The scourges, the Cross, death itself, were not hateful objects to Him, but most dear, chosen and desired by Himself. He had offered Himself spontaneously to suffer them: He was offered because it was his own will (Is. liii. 7). He did not give His life against His will, but by His own election, as He tells us by St. John: I lay down my life for my sheep (Jo. x. 15). This was indeed the chief desire of His whole life, that the time of His Passion should arrive, so that the Redemption of mankind might be completed. For this reason He said on the night preceding His death: With desire I have desired to eat this Pasch with you before I suffer (Luke xxii. 15). And before this time arrived He seemed to console Himself by saying, I have a baptism, wherewith I am to be baptised; and how am I straitened until it be accomplished! (Luke xii. 50). I must be baptized with the Baptism of My own Blood, not indeed to wash My own soul, but those of my sheep, from the stains of their sin; and how ardently do I desire the arrival of the hour when I shall be bleeding and dead on the Cross! St. Ambrose says that the Redeemer was not affected "by the fear of death, but by the delay of our Redemption." St. Zeno tells us Jesus Christ chose for Himself the trade of a carpenter in this world: Is not this the carpenter, the son of Mary? (Mark vi. 3), because as carpenters are always handling wood and nails, it would seem that Jesus exercising this trade took pleasure in such things, seeing that they represented to Him better than anything else the Nails and the Cross by which He willed to suffer.

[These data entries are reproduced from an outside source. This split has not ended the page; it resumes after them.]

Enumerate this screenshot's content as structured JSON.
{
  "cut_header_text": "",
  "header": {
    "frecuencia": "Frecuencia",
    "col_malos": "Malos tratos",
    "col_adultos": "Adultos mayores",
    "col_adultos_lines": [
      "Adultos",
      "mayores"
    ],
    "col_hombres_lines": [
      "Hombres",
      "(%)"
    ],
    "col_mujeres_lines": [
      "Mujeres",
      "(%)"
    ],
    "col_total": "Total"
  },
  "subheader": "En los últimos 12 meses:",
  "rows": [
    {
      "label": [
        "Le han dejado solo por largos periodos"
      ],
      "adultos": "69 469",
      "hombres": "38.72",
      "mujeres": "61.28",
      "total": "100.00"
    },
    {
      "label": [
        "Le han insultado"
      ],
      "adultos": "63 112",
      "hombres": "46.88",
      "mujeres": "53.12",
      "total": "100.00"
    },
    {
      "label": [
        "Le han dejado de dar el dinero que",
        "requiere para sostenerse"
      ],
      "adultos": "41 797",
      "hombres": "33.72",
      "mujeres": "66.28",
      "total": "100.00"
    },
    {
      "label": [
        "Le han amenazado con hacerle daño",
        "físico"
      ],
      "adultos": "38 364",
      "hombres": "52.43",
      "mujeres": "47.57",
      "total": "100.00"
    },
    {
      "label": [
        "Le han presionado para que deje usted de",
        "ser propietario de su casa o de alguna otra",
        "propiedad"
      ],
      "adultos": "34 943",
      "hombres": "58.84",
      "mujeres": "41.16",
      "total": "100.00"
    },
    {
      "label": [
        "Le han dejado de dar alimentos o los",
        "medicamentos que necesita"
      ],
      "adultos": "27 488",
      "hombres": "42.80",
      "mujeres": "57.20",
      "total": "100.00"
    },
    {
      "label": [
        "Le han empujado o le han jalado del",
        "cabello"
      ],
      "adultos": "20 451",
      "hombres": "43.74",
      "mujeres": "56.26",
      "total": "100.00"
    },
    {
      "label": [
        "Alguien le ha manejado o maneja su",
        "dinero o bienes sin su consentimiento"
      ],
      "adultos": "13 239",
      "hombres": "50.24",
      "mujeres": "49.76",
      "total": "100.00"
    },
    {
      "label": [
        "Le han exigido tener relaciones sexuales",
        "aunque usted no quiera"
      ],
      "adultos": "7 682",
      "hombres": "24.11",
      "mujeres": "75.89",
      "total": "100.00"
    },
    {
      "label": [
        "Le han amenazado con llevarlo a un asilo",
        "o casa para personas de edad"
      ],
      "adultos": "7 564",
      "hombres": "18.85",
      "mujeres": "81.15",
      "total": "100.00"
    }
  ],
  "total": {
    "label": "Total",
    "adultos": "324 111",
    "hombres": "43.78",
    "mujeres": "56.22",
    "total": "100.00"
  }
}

Thus we see it was not so much the thought of His Passion that afflicted the Heart of our Redeemer, as the ingratitude with which mankind would repay His love. It was this ingratitude which made Him weep in the Stable of Bethlehem; which caused Him to sweat Blood in His deadly agony in the Garden of Gethsemane; which filled Him with such sorrow that He says even that it alone was sufficient to make Him die: My soul is sorrowful even to death (Matt. xxvi. 38), and, finally, this ingratitude it was which caused Him to die in desolation on the Cross.